As we walk to La Favourite Turbigo, a nearby brasserie, Bouvron tells me about the masterclass he has been giving to aspirant actors over the past two days. My rolling suitcase splashes through puddles and clunks over cobblestones. My paltry French dissipates in the face of the maître d’hôtel, along with the final vestiges of the hopes I had cherished at Charles de Gaulle airport just a few hours before that I would blend casually into the Parisian scene.
Bouvron has a revelation to reassure me. Although he has lived and worked here for almost three decades, receiving numerous accolades from the French theatre sector — including a prestigious Molière Award in 2016 — he still feels like he is not entirely “at home” in France. Born in the Egyptian city of Alexandria to a French father and a Greek mother, Bouvron grew up in SA before moving to Paris in the 1990s to study at the renowned Jacques Lecoq school of physical theatre.
Prior to this, he had learnt at the feet of two masters of movement, Gary Gordon and Andrew Buckland, at Rhodes University. He cut his teeth as a young professional at the Natal Performing Arts Council with the likes of James Ngcobo. And he was one of the brave young choreographer-performers who featured at the inaugural Dance Umbrella in 1989, along with dance and physical theatre pioneers such as Carly Dibakwane, Robyn Orlin, Jeannette Ginslov and Gerard Bester.
The friendships Bouvron made and his experiences both on- and offstage during this period continue to be a generative force in his work. It is no coincidence that there is a character named James Ngcobo in his most recent creation, Rhino (the French title is Braconniers or “poachers”), nor that the play engages with the contentious political discourses that seem to place environmentalism and racial justice in opposition.
For Bouvron, Rhino is a means to revisit his conditioning as a white South African under apartheid, to wrestle with the attendant guilt and to forge a reconciled identity that incorporates it but is not defined by it. Bouvron’s SA background and the time he has spent in other African countries have informed previous works like Afrika! and Ngubi the Bushman, in which Europe’s exoticising view of “distant” Africa is treated with irony even as the continent’s contradictions and complexities are celebrated.

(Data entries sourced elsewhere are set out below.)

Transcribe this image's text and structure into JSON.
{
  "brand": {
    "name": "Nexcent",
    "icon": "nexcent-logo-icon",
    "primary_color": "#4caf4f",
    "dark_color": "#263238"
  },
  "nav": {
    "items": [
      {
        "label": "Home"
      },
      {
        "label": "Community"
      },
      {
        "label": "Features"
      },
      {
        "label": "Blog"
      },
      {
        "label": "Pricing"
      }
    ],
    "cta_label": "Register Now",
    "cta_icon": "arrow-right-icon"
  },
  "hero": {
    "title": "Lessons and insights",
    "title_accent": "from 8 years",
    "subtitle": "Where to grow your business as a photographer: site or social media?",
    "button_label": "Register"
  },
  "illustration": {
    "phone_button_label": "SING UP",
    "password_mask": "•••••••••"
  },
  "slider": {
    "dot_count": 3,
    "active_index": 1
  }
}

A number of the other shows staged over the years by Barefoot, the production company Bouvron runs with his wife, Elizabeth Brownhill, have presented a similar invitation to contemporary French audiences to imagine other times and places, often through the perspectives and voices of historical figures: from Maya Angelou to Lawrence of Arabia, from Alexis Zorba to Marco Polo and Kublai Khan.
Bouvron’s magical storytelling mode may be described as one informed by Lecoq’s clowning, Jerzy Grotowsky’s “poor theatre” and Peter Brook’s insistence that art finds its strength through suggestion — an argument for a pared-down, actor-centred approach that resists sets, effects and spectacle. Yet South Africans would recognise it not through this European framework but through a performance style partly influenced by an African oratorical tradition and partly by the conditions of theatremaking under apartheid.
As our conversation comes to an end, I express a hope that Bouvron will bring his work “back” to the country that has, in various ways, enabled it. Happily he has plans to do so, and I have no doubt that Rhino and other Barefoot plays will find eager audiences — even if, as Bouvron admits, he is also not quite “at home” in SA.
In parting, I suggest to him that many artists have found exile, or the experience of always being between countries and identities, a productive condition. “It’s good for creativity,” he replies philosophically, “but it’s not an easy state to live in.”